Now the following line will alternate between the two cells when executed repeatedly:

Application.Goto Application.PreviousSelections(1)

Note that the GoTo method differs from the Select method in several ways:

• Both methods select the given range, but the Select method does not activate the sheet upon which the new selection is made (if it is not already active).

• The Select method does not have a Scroll argument.

• The Select method does not add the current selection to the PreviousSelections array.

• The Select method has a Replace argument.

16.1.8.4 Quit method

This method closes Excel. Note that the BeforeClose event will fire when the Quit method is executed. (This event has a Cancel parameter that can be set to cancel the quit operation.) We discussed workbook events (including BeforeClose) in Chapter 11.

Note that if there are any unsaved open workbooks when the Quit method is invoked, Excel will display the usual dialog box asking the user whether he or she wants to save the changes.
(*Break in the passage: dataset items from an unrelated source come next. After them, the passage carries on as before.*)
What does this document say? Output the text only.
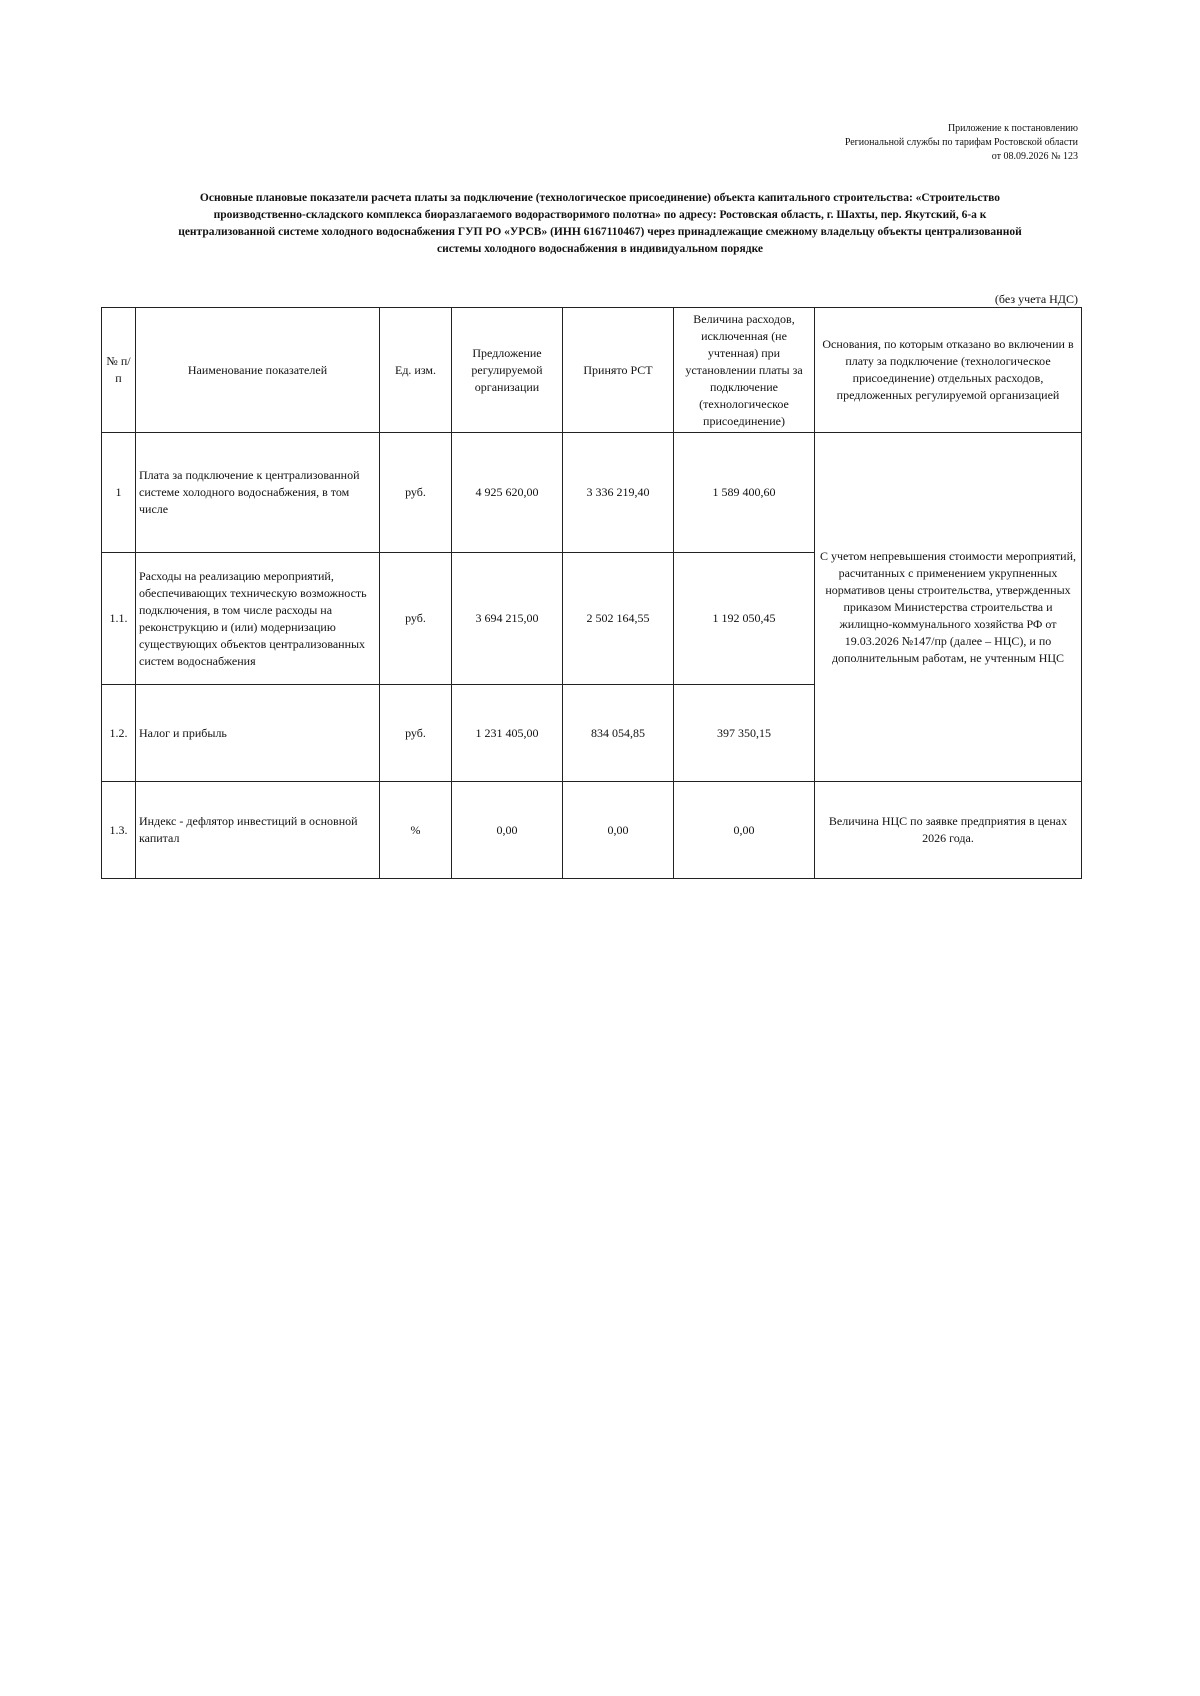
Приложение к постановлению
Региональной службы по тарифам Ростовской области
от 08.09.2026 № 123
Основные плановые показатели расчета платы за подключение (технологическое присоединение) объекта капитального строительства: «Строительство
производственно-складского комплекса биоразлагаемого водорастворимого полотна» по адресу: Ростовская область, г. Шахты, пер. Якутский, 6-а к
централизованной системе холодного водоснабжения ГУП РО «УРСВ» (ИНН 6167110467) через принадлежащие смежному владельцу объекты централизованной
системы холодного водоснабжения в индивидуальном порядке
(без учета НДС)
№ п/п	Наименование показателей	Ед. изм.	Предложение регулируемой организации	Принято РСТ	Величина расходов, исключенная (не учтенная) при установлении платы за подключение (технологическое присоединение)	Основания, по которым отказано во включении в плату за подключение (технологическое присоединение) отдельных расходов, предложенных регулируемой организацией
1	Плата за подключение к централизованной системе холодного водоснабжения, в том числе	руб.	4 925 620,00	3 336 219,40	1 589 400,60	С учетом непревышения стоимости мероприятий, расчитанных с применением укрупненных нормативов цены строительства, утвержденных приказом Министерства строительства и жилищно-коммунального хозяйства РФ от 19.03.2026 №147/пр (далее – НЦС), и по дополнительным работам, не учтенным НЦС
1.1.	Расходы на реализацию мероприятий, обеспечивающих техническую возможность подключения, в том числе расходы на реконструкцию и (или) модернизацию существующих объектов централизованных систем водоснабжения	руб.	3 694 215,00	2 502 164,55	1 192 050,45	
1.2.	Налог и прибыль	руб.	1 231 405,00	834 054,85	397 350,15	
1.3.	Индекс - дефлятор инвестиций в основной капитал	%	0,00	0,00	0,00	Величина НЦС по заявке предприятия в ценах 2026 года.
We can prevent this either by explicitly saving all workbooks (using the Save method) before invoking the Quit method or by setting the DisplayAlerts property to False. However, in the latter case, any unsaved data will be lost without warning!

It is also important to note that Excel checks the Saved property of a workbook in order to determine whether to prompt for saving. Thus, if we set the Saved property to True but do not save the workbook, Excel will quit without prompting to save the workbook (and without saving the workbook).